Throughout her career, Brookner has been unflinchingly courageous in tackling tricky subjects without whitewashing the grittiness. She herself once wrote in the Times Literary Supplement ‘…there is a truth even more terrible than [we] suppose and it was discovered by certain members of the Romantic generation. The truth is this: reason does not work any better than myth.” Her novels are interested in subjectivity as it is constituted socially, culturally and psychologically. They offer us worlds where diverse themes are explored, such as family relationships, female friendships, bonds between men and women, power struggles, bonds of religion and bonds between life and the aesthetic realm. A joy to read on a linguistic level as they are so elegantly crafted, they are also refreshingly honest; she does not shirk from the big themes of love, sex, isolation and loneliness, gender, ageing, myth vs ‘reality’ in an absurd universe. Brookner’s hesitancy to inscribe redemption can be taken as a counter-statement – one which exposes the repressive effects of romantic myth in Western culture and highlights how it can so easily worm its way into our lives.

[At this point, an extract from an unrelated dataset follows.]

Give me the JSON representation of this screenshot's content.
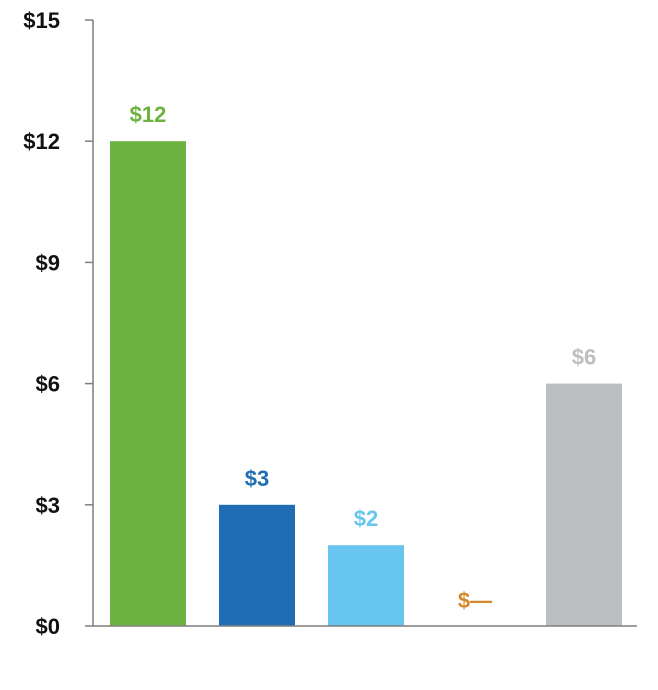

In an interview for The Paris Review in 1987 the novelist herself stated: “The true Romantic novel is about delayed happiness, and the pilgrimage you go through to reach that happiness.”

It is some years now since I read her work but, at one point, shortly after I wrote my thesis I was reading her constantly. Then, somewhere along my reading journey, I decided to take a break from her somewhat bleak, yet honest, worldvision and, in particular, from the too neat binary recognizable in some of her female characters: charismatic glamour-puss ('winner') is pitted against the introverted book worm ('loser'). This was one of the few tics in her corpus that cloyed for me. The rest of the journey was magical and I drank in her prose and stylish syntactical choices, as well as the candour of her psychological insight. For my money, Hotel du Lac was over-hyped and some of her later novels surpassed it, but it has certainly become a worthy classic, and the Booker prize it garnered in 1984 was a rare moment during her long, prolific career, where critics shone a light upon her outstanding talent.

Thinking back to the many quiet moments of reading pleasure she afforded me also carries fond memories of a more carefree time in my life as a postgraduate student in the first flush of love with an ERASMUS exchange student from Belgium. So her passing has opened up more than literary reminiscences and also evoked a happy phase of research, enquiry and personal joy at a formative time in my life. There is much more that could be said about her oeuvre but limitations of time (see reference to new infant above!) and space demand that I keep this post brief and hope to continue the discussion another day. Anita Brookner did not believe in an absolute and, apparently, she chose not to have a funeral. Wherever she is, her literary legacy and the recollection of encountering and relishing her work will continue to occupy a unique place in my heart and mind.